US Secretary of State Mike Pompeo is being ridiculed for comments celebrating electoral integrity abroad even as Donald Trump spreads misinformation to insist that he has in fact won re-election — and sues in various states to have votes thrown out altogether.

Mr Pompeo made the remarks while visiting the Georgian capital, Tbilisi, where he met with prime minister Giorgi Gakharia, a key US ally in the region.

During his visit, the secretary tweeted that it was “great” to “discuss the importance of holding free, fair, and transparent elections in Georgia”, while affirming the US’s support for the country’s sovereignty “in the face of Russian occupation”.

In another tweet, he celebrated Georgia’s progress in “fighting corruption, developing modern state institutions, and enhancing security”.

Mr Pompeo’s messages found a caustic reception, with other users criticising him for issuing high-minded statements about election integrity even as his own government attempts to have the result of a recent election overturned.

“I don’t think your boss supports free and fair elections," wrote one.

ProPublica reporter Jessica Huseman reported from Mr Pompeo’s home country: “Hello! I report domestically from our state of Georgia, where the Trump campaign repeatedly demanded an endorsement from the state’s chief election official and threw him under the bus when it didn’t get one.” 
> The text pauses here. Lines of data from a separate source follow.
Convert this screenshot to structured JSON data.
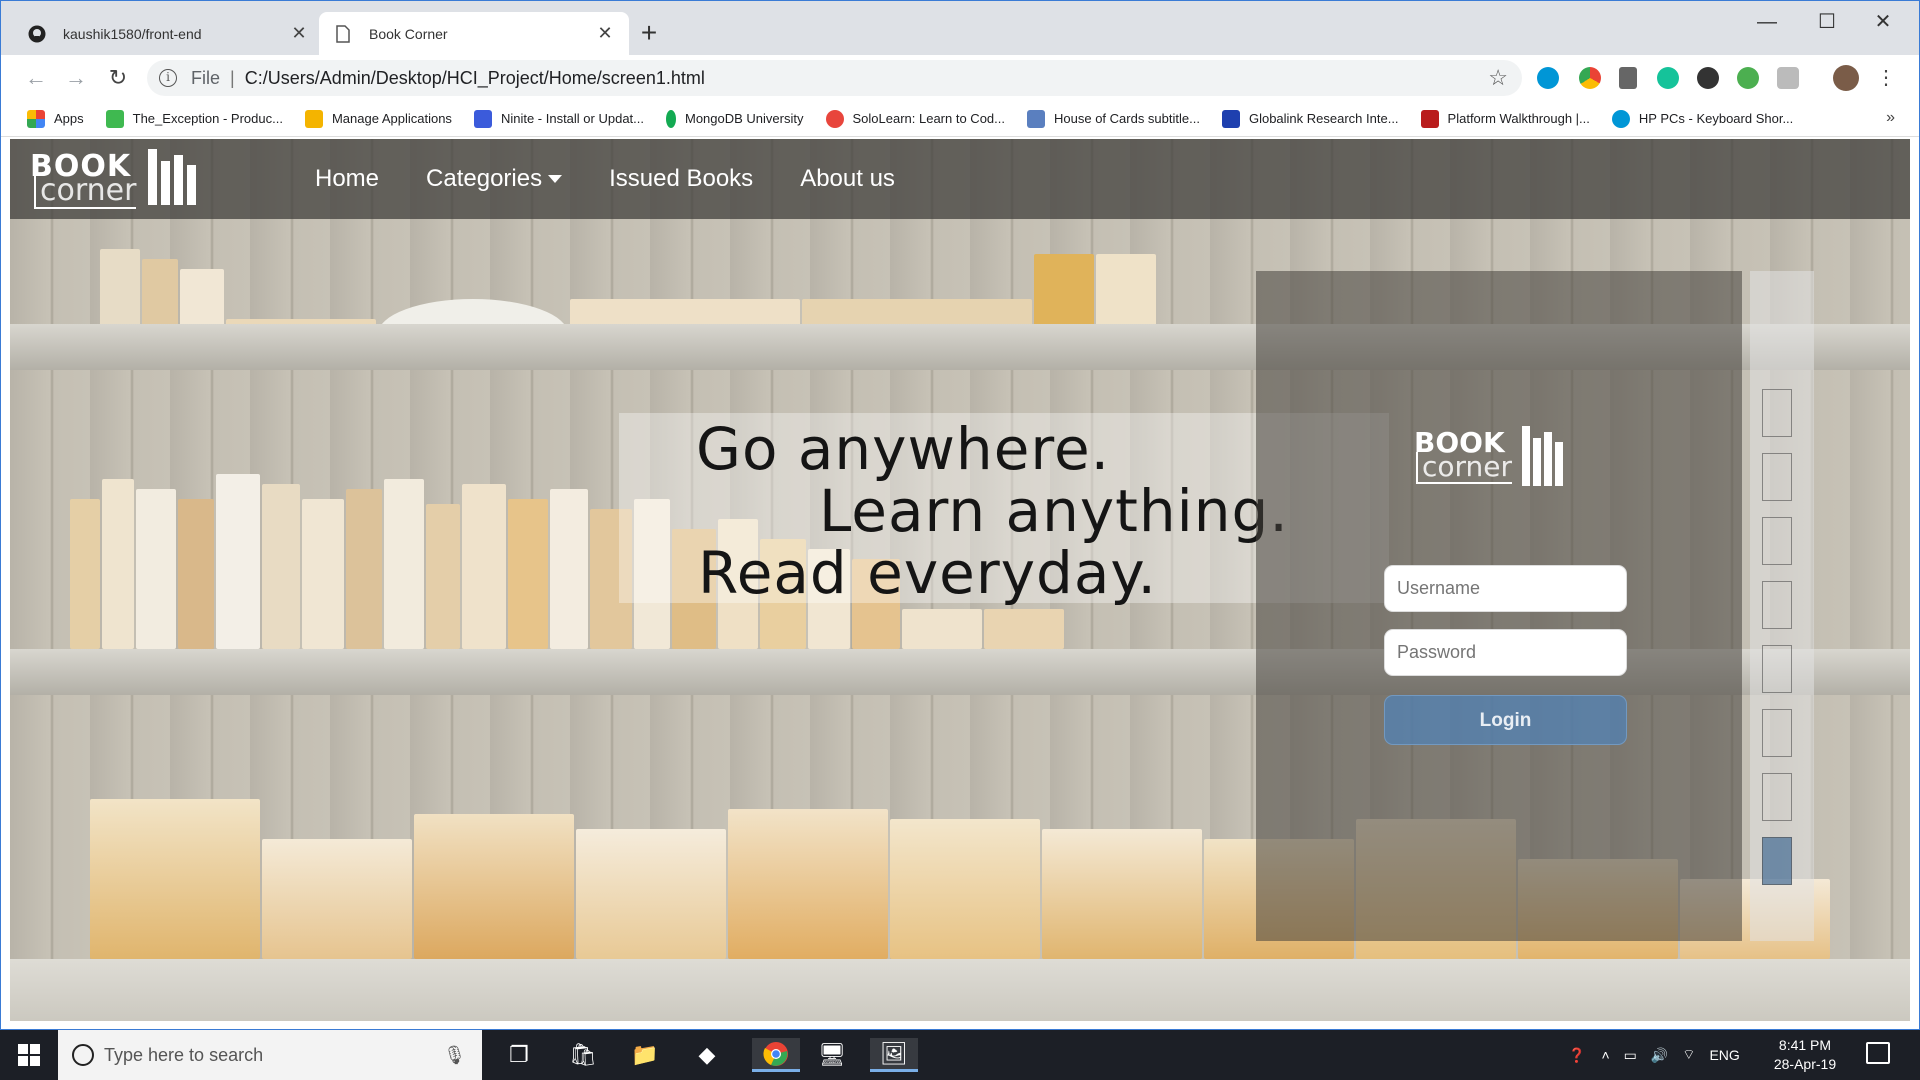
{
  "browser": {
    "tabs": [
      {
        "title": "kaushik1580/front-end",
        "active": false,
        "icon": "github-icon"
      },
      {
        "title": "Book Corner",
        "active": true,
        "icon": "page-icon"
      }
    ],
    "new_tab": "+",
    "window_controls": {
      "minimize": "—",
      "maximize": "☐",
      "close": "✕"
    },
    "address": {
      "scheme": "File",
      "separator": "|",
      "url": "C:/Users/Admin/Desktop/HCI_Project/Home/screen1.html"
    },
    "bookmarks": [
      {
        "label": "Apps",
        "color": "#e34133"
      },
      {
        "label": "The_Exception - Produc...",
        "color": "#3fb950"
      },
      {
        "label": "Manage Applications",
        "color": "#f4b400"
      },
      {
        "label": "Ninite - Install or Updat...",
        "color": "#3b5bdb"
      },
      {
        "label": "MongoDB University",
        "color": "#13aa52"
      },
      {
        "label": "SoloLearn: Learn to Cod...",
        "color": "#e8453c"
      },
      {
        "label": "House of Cards subtitle...",
        "color": "#5a7fbf"
      },
      {
        "label": "Globalink Research Inte...",
        "color": "#1e40af"
      },
      {
        "label": "Platform Walkthrough |...",
        "color": "#b91c1c"
      },
      {
        "label": "HP PCs - Keyboard Shor...",
        "color": "#0096d6"
      }
    ],
    "bookmarks_more": "»"
  },
  "site": {
    "logo": {
      "line1": "BOOK",
      "line2": "corner"
    },
    "nav": [
      {
        "label": "Home"
      },
      {
        "label": "Categories"
      },
      {
        "label": "Issued Books"
      },
      {
        "label": "About us"
      }
    ],
    "tagline": [
      "Go anywhere.",
      "Learn anything.",
      "Read everyday."
    ],
    "login": {
      "username_placeholder": "Username",
      "password_placeholder": "Password",
      "button": "Login"
    }
  },
  "taskbar": {
    "search_placeholder": "Type here to search",
    "language": "ENG",
    "time": "8:41 PM",
    "date": "28-Apr-19"
  },
  "colors": {
    "navbar_bg": "#3c3a37",
    "login_button": "#5282b4",
    "taskbar": "#1c1f26"
  }
}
Mr Trump and his allies’ behaviour since losing the election has been described as a “coup attempt” by many onlookers, including experts on authoritarianism around the world, who see in the president’s actions a clear parallel with anti-democratic regimes elsewhere.

Among them is academic and writer Anne Applebaum, who pointed out the “hypocrisy” of Mr Pompeo’s remarks in Georgia.

Ms Applebaum’s latest book, The Twilight of Democracy, interrogates why the Republican Party and many US conservatives have embraced Mr Trump even as he directly violates many of their own long-held principles — a phenomenon seen in other countries, such as Poland and Hungary, where authoritarian leaders and parties have made strides towards dismantling democratic institutions.

As Mr Pompeo tweeted from Tbilisi, Mr Trump continued to tweet furiously about his loss to Joe Biden, which has lately dominated his feed to the excursion of almost any other concern. Many of his recent tweets have been flagged by the platform as false or misleading, repeating as they do various allegations and versions of events that have been roundly debunked.

The Trump campaign’s legal battles to overturn the result are not going well. Of the 25-odd lawsuits it has filed in various states, the overwhelming majority have already been thrown out.

The president’s top lawyer, Rudy Giuliani, spent Tuesday in a Pennsylvania court arguing that hundreds of thousands of votes cast in the state could be thrown out, even as he presented no evidence of voter fraud that could have made a difference to the outcome.

Meanwhile, the campaign’s efforts to challenge the result in the state of Georgia have met with resistance from the top Republican election official, Brad Raffensperger, who has claimed that Trump allies including senator Lindsey Graham have inquired about the possibility of discarding some counties’ entire stack of mail-in ballots.